This news story is now over a year old and information may no longer be accurate or up-to-date. It might also contain obsolete links.
Please use our search link on the left to look for more recent information.
Two seminar days aimed at health professionals, organisations and individuals with an interest in linking health care with the natural environment are being held in Aberystwyth and Treherbert on the 16th and 23rd March respectively.
The seminar days will explore theory and practice of the health benefits of green exercise, building on the knowledge and experience gained by both participants and leaders in the Actif Woods Wales project. There will be the opportunity to get out in the woods and have a go at some activities from green gym to woodworking.
The Actif Woods Wales project has so far focused on establishing locally run woodland health activities in and around Aberystwyth, Ceredigion, and Treherbert in Rhondda Cynon Taf, and has been funded by Forestry Commission Wales (FCW) and the Countryside Council for Wales (CCW).
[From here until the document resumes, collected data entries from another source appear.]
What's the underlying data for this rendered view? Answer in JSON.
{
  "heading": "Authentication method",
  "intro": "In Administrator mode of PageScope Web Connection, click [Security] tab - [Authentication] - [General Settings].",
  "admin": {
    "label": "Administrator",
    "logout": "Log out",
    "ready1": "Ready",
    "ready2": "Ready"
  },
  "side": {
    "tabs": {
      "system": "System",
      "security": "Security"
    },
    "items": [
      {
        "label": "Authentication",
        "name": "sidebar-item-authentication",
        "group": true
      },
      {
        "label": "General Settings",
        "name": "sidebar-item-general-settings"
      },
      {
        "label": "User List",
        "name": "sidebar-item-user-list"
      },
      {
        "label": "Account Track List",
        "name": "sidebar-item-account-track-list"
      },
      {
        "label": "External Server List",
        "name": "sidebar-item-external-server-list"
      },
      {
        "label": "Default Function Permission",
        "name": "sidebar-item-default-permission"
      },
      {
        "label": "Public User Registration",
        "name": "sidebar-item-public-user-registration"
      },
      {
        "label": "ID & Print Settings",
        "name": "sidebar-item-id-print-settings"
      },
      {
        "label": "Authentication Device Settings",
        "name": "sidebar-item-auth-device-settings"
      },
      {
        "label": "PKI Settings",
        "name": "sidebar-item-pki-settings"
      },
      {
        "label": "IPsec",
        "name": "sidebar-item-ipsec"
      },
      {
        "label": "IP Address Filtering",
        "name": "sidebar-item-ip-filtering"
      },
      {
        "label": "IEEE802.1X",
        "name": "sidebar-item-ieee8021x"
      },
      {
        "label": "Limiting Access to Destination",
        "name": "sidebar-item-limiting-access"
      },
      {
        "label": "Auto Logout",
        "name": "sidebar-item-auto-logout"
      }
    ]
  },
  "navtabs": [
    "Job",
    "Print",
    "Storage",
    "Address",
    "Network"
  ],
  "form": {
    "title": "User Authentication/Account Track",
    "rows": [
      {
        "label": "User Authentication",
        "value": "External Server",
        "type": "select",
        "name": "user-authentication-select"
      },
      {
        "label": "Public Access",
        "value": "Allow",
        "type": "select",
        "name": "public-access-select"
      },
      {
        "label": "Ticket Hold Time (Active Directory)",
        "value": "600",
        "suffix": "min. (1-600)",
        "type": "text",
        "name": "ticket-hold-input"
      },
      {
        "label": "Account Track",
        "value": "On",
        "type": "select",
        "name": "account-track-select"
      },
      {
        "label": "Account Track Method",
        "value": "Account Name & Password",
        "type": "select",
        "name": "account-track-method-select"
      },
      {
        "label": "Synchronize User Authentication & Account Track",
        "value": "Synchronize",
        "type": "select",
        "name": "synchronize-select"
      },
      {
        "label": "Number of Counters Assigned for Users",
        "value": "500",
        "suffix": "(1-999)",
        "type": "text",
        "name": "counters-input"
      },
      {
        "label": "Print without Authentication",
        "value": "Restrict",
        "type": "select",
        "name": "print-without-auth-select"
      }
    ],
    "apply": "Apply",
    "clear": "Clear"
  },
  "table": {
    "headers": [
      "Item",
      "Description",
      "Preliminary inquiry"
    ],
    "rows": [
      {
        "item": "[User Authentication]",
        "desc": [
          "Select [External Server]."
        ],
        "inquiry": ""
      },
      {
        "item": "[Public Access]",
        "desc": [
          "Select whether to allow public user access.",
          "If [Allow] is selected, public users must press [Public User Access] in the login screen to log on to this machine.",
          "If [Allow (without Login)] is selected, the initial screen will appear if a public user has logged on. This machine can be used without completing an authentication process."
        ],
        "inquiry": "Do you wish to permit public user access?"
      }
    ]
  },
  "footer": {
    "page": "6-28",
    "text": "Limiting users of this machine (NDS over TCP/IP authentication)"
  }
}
The free sessions are specially tailored for people with a variety of chronic health conditions such as depression, osteoarthritis, diabetes and heart problems. The project is supported by a range of health sector organisations including the National Exercise Referral Scheme (NERS) and MIND.
Activities include Nordic walking, green woodworking skills, bushcraft skills, plant and animal identification, fire-lighting and simply walking in and enjoying the woodlands, and are attended by people with a variety of physical and mental health conditions ranging from arthritis to depression.
Zena Wilmot of the Coed Lleol Partnership, which is running the sessions, said: "We all know that exercise is good for us, but going to the gym to get fit isn't for everyone.
"This project has shown that walking or being active in woodlands really can improve health and reduce stress at the same time as building interests, developing skills and having lots of fun.
“These days will be an opportunity to share experience, explore the science behind the theory and for people to network between the sectors."
The Aberystwyth day will be held on Friday 16th March from 10.00- 4.30, at the Morlan Centre and Penglais Woods. The Treherbert day will be held on Friday 23rd March from 09.30- 15.00, at the Penyrenglyn Project office and Cwm Saerbren woods.
Both events are free, with lunch and refreshments provided.
For more details, or to book a place, please contact Jo or Zena: firstname.lastname@example.org, 01654 700061.
NOTES TO EDITORS
A total of 14.3 per cent of Wales is covered by woodlands. Of this, 38% (126,000 hectares/311,000 acres) is owned by the Welsh Government. Forestry Commission Wales is the Welsh Government’s department of forestry and manages these woodlands on its behalf.
Coed Lleol is a partnership project hosted by the Smallwoods Association with a steering group of representatives from Forestry Commission Wales, Countryside Council for Wales, the Woodland Trust, the Wildlife Trusts, Tir Coed, the Health Service in Wales and representatives of community woodland groups and self employed foresters. The partnership’s overall aim is to help more people enjoy and care for woodlands in Wales. For more information visit http://www.coedlleol.org.uk
The National Exercise Referral Scheme (NERS) supports Actif Woods Wales. NERS is funded by the Welsh Government and has been developed over the past three years to standardise exercise referral opportunities across all local authorities and local health boards in Wales. The scheme targets clients who have a chronic disease or are at risk of developing chronic disease.